ERC Advanced Grant 339539: AOC (Adversary-Oriented Computing)
Abstract: Recent technological evolutions, including the cloud, the multicore and the social ones, are turning computing ubiquitously distributed. Yet, building high-assurance distributed programs is notoriously challenging. One of the main reasons is that these systems usually seek to achieve several goals at the same time. In short, they need to be efficient, responding effectively in various average-case conditions, as well as reliable, behaving correctly in severe, worst-case conditions. As a consequence, they typically intermingle different strategies: each to cope with some specific working condition, e.g., with or without contention, cache misses, oversizing, crashes, omissions, time-outs, malicious attacks, etc. The resulting programs end up hard to prove, verify, test and debug. Not surprisingly, there are anecdotal evidences of their fragility.
The goal of this project is to contribute to building high-assurance distributed programs by introducing a new dimension for separating their concerns, as well as a matching scheme for modularly composing them within the same program. In short, the project will explore the inherent power and limitations of a novel paradigm, Adversary-Oriented Computing (AOC), according to which a distributed program is built in an incremental manner. Sub-programs, each implementing a specific strategy to cope with a given adversary (modeling a specific working condition), are designed, proved, verified, implemented, tested and debugged independently. They are then composed, possibly dynamically, as black-boxes within the same global program.

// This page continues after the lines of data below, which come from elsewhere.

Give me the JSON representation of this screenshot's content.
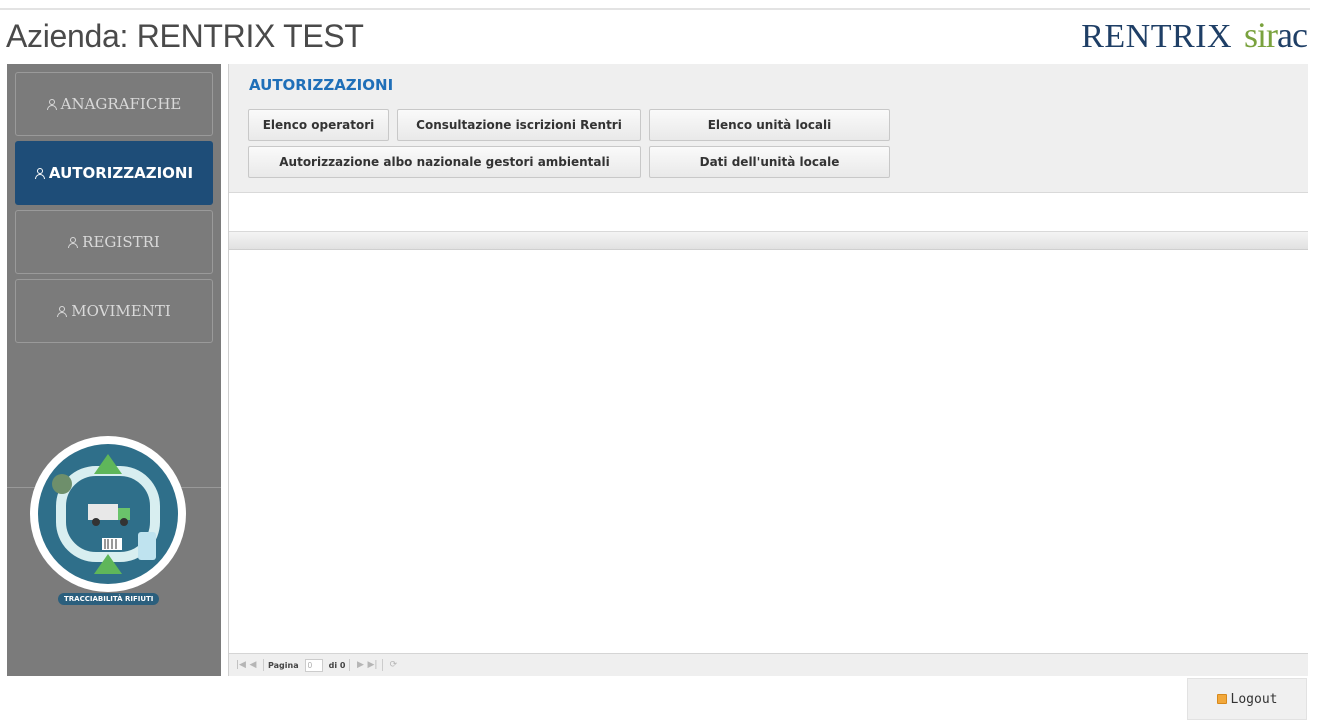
{
  "header": {
    "company_title": "Azienda: RENTRIX TEST",
    "brand_main": "RENTRIX",
    "brand_sub_a": "sir",
    "brand_sub_b": "ac"
  },
  "sidebar": {
    "items": [
      {
        "label": "ANAGRAFICHE",
        "active": false
      },
      {
        "label": "AUTORIZZAZIONI",
        "active": true
      },
      {
        "label": "REGISTRI",
        "active": false
      },
      {
        "label": "MOVIMENTI",
        "active": false
      }
    ],
    "logo_caption": "TRACCIABILITÀ RIFIUTI"
  },
  "main": {
    "section_title": "AUTORIZZAZIONI",
    "buttons": [
      "Elenco operatori",
      "Consultazione iscrizioni Rentri",
      "Elenco unità locali",
      "Autorizzazione albo nazionale gestori ambientali",
      "Dati dell'unità locale"
    ]
  },
  "pager": {
    "page_label": "Pagina",
    "page_value": "0",
    "of_label": "di 0"
  },
  "logout_label": "Logout",
  "colors": {
    "sidebar_bg": "#7b7b7b",
    "active_bg": "#1e4d78",
    "title_blue": "#1f6fb8"
  }
}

The AOC project is ambitious and it seeks to fundamentally revisit the way distributed algorithms are designed and distributed systems are implemented. The gain expected in comparison with todays’s approaches is substantial, and actually proportionnal to the degree of complexity of the distributed problem at hand. A proof of concept of the feasibility of the AOC paradigm has already been conducted on a non-trivial case. This preliminary phase emphasized the very fact that the modularity obtained with AOC does not necessarily hamper efficiency, while significantly improving assurance. It also highlighted two principles underyling AOC: progressive abortability and reduction to the strongest adversary. Both principles appear general enough to be applicable to the wide variety of research chapters considered in this project.